HOUSTON — Zillow doesn’t want to cultivate the growth of pocket listings as we know them; it wants to “co-opt” them, according to Errol Samuelson, chief industry development officer at Zillow.
The goal of Zillow’s new “coming soon” feature is to “change the notion of ‘pocket listing’ to something that’s more transparent and egalitarian in the sense that the listing is available for everyone to see,” and not just a “cloistered group,” said Samuelson, speaking on a panel on the future of online real estate at the National Association of Real Estate Editors’ (NAREE) spring conference.
“Coming soon” allows agents, brokers and multiple listing services to market homes on its site up to 30 days before listing them on the MLS. The feature is restricted to agents who advertise with the portal and the brokerages and MLSs who provide Zillow their listings in a direct feed.
Pocket listings are becoming increasingly prevalent in the real estate industry. A recent study by CoreLogic suggested that nearly 50 percent of homes sold last year were sold outside of the MLS.
Along with inventory shortages, new technologies such as social media, listing sites and internal communication platforms like Yapmo are fueling the growth of pocket listings. Bob Hale, CEO of the Houston Association of Realtors, suggested that the expanding social media network Nextdoor could “easily become a way for neighbors” to sell homes off the MLS.
All of this “could lead to the demise of the industry as we know it today,” he said. Zillow’s coming soon feature, he added, “has dramatic implications for the industry.”
Because agents can restrict who they tell about their pocket listings, it’s easier for brokerages to keep such deals in-house, with the buyer and seller represented by different agents at the same company (a practice regulated as “designated agency” in many states). Of more concern to critics are “dual agency” deals, in which the agent represents both the buyer and seller. Critics say that the reduced exposure a pocket listing receives may result in a lower sale price.
A number of agents have taken issue with Zillow’s “coming soon” feature because they believe that it facilitates dual-agency transactions, just like other off-MLS marketing methods.
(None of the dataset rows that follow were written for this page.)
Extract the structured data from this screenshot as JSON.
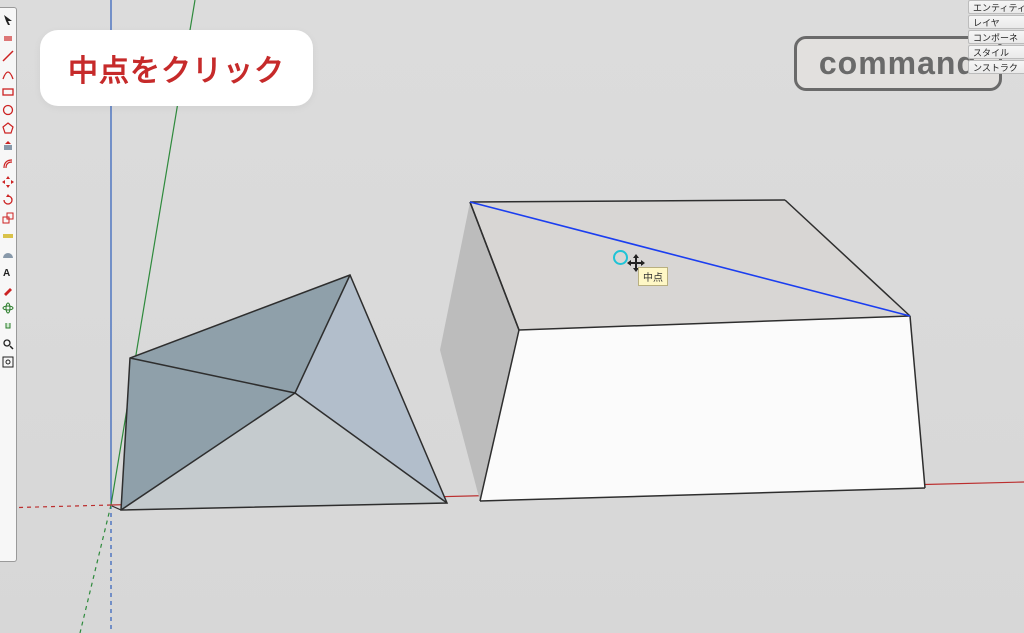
{
  "callout_text": "中点をクリック",
  "keycap_label": "command",
  "tooltip_text": "中点",
  "tray_tabs": [
    "エンティティ",
    "レイヤ",
    "コンポーネ",
    "スタイル",
    "ンストラク"
  ],
  "tools": [
    "select-tool",
    "eraser-tool",
    "line-tool",
    "arc-tool",
    "rectangle-tool",
    "circle-tool",
    "polygon-tool",
    "pushpull-tool",
    "offset-tool",
    "move-tool",
    "rotate-tool",
    "scale-tool",
    "tape-tool",
    "protractor-tool",
    "text-tool",
    "paint-tool",
    "orbit-tool",
    "pan-tool",
    "zoom-tool",
    "zoom-extents-tool"
  ]
}
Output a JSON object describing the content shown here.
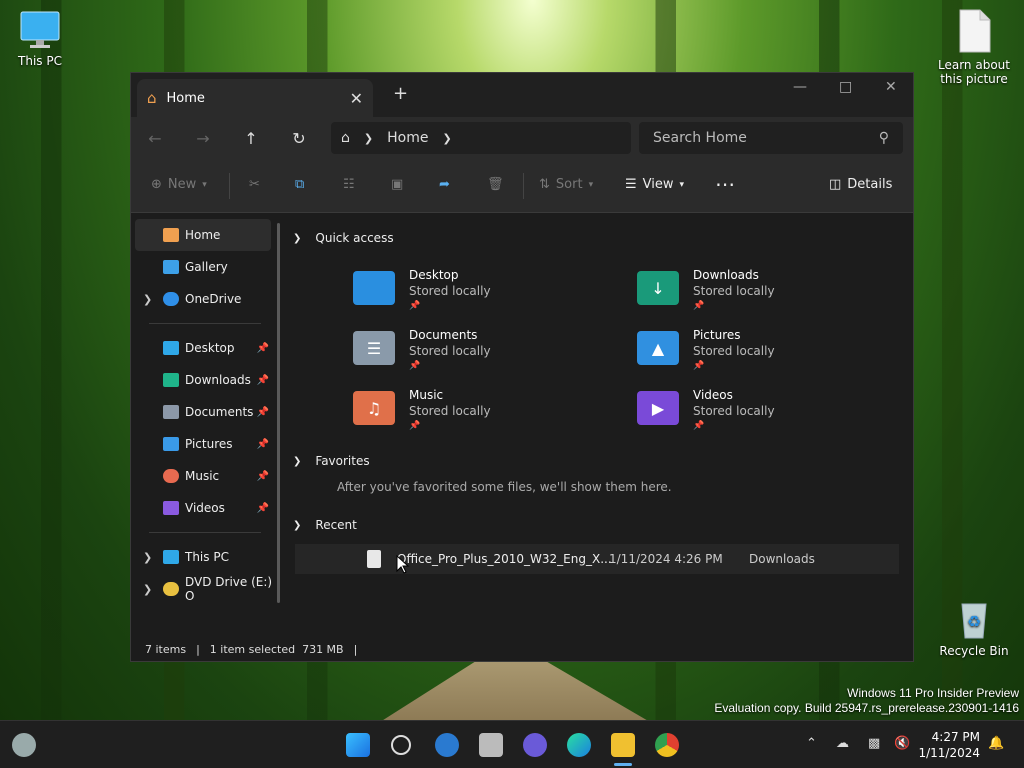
{
  "desktop": {
    "this_pc": "This PC",
    "learn_line1": "Learn about",
    "learn_line2": "this picture",
    "recycle_bin": "Recycle Bin",
    "watermark_line1": "Windows 11 Pro Insider Preview",
    "watermark_line2": "Evaluation copy. Build 25947.rs_prerelease.230901-1416"
  },
  "window": {
    "tab_title": "Home",
    "address": {
      "crumb": "Home"
    },
    "search_placeholder": "Search Home",
    "toolbar": {
      "new": "New",
      "sort": "Sort",
      "view": "View",
      "more": "⋯",
      "details": "Details"
    },
    "sidebar": {
      "top": [
        {
          "label": "Home",
          "icon": "home-icon",
          "color": "#f0a050"
        },
        {
          "label": "Gallery",
          "icon": "gallery-icon",
          "color": "#3da0e8"
        },
        {
          "label": "OneDrive",
          "icon": "cloud-icon",
          "color": "#2f8fe8"
        }
      ],
      "pinned": [
        {
          "label": "Desktop",
          "icon": "desktop-icon",
          "color": "#2fa8e8"
        },
        {
          "label": "Downloads",
          "icon": "download-icon",
          "color": "#1fb48a"
        },
        {
          "label": "Documents",
          "icon": "documents-icon",
          "color": "#8c98a8"
        },
        {
          "label": "Pictures",
          "icon": "pictures-icon",
          "color": "#3a9ae8"
        },
        {
          "label": "Music",
          "icon": "music-icon",
          "color": "#e86a50"
        },
        {
          "label": "Videos",
          "icon": "videos-icon",
          "color": "#8a5ae0"
        }
      ],
      "bottom": [
        {
          "label": "This PC",
          "icon": "pc-icon",
          "color": "#2fa8e8"
        },
        {
          "label": "DVD Drive (E:) O",
          "icon": "dvd-icon",
          "color": "#e8c040"
        }
      ]
    },
    "sections": {
      "quick_access": "Quick access",
      "favorites": "Favorites",
      "favorites_empty": "After you've favorited some files, we'll show them here.",
      "recent": "Recent"
    },
    "quick_access": [
      {
        "name": "Desktop",
        "status": "Stored locally",
        "color": "#2a8fe0"
      },
      {
        "name": "Downloads",
        "status": "Stored locally",
        "color": "#1a9a7a"
      },
      {
        "name": "Documents",
        "status": "Stored locally",
        "color": "#8a9aaa"
      },
      {
        "name": "Pictures",
        "status": "Stored locally",
        "color": "#3090e0"
      },
      {
        "name": "Music",
        "status": "Stored locally",
        "color": "#e0704a"
      },
      {
        "name": "Videos",
        "status": "Stored locally",
        "color": "#7a4ad8"
      }
    ],
    "recent": [
      {
        "name": "Office_Pro_Plus_2010_W32_Eng_X...",
        "date": "1/11/2024 4:26 PM",
        "location": "Downloads"
      }
    ],
    "status": {
      "items": "7 items",
      "selected": "1 item selected  731 MB"
    }
  },
  "taskbar": {
    "time": "4:27 PM",
    "date": "1/11/2024"
  }
}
“It will foster dual agency and make the MLS services even more irrelevant than they already are,” commented Sandra Paulow, an associate broker at Pinetop, Arizona-based Aspen Properties. “Who needs an MLS if we are just going to sell our own listings anyway?”
But Samuelson argued that “coming soon” is a desirable alternative to the sort of off-MLS marketing that has traditionally incubated dual-agency transactions because it exposes off-MLs listings to the public, not just a “closed club where only a privileged few agents get to see the listing.”
In fact, the feature even places “coming soon” listings above conventional listings on search results pages, he said.
“The goal is to help agents test prices” and “give a head start on marketing a listing before it goes into the MLS,” he said.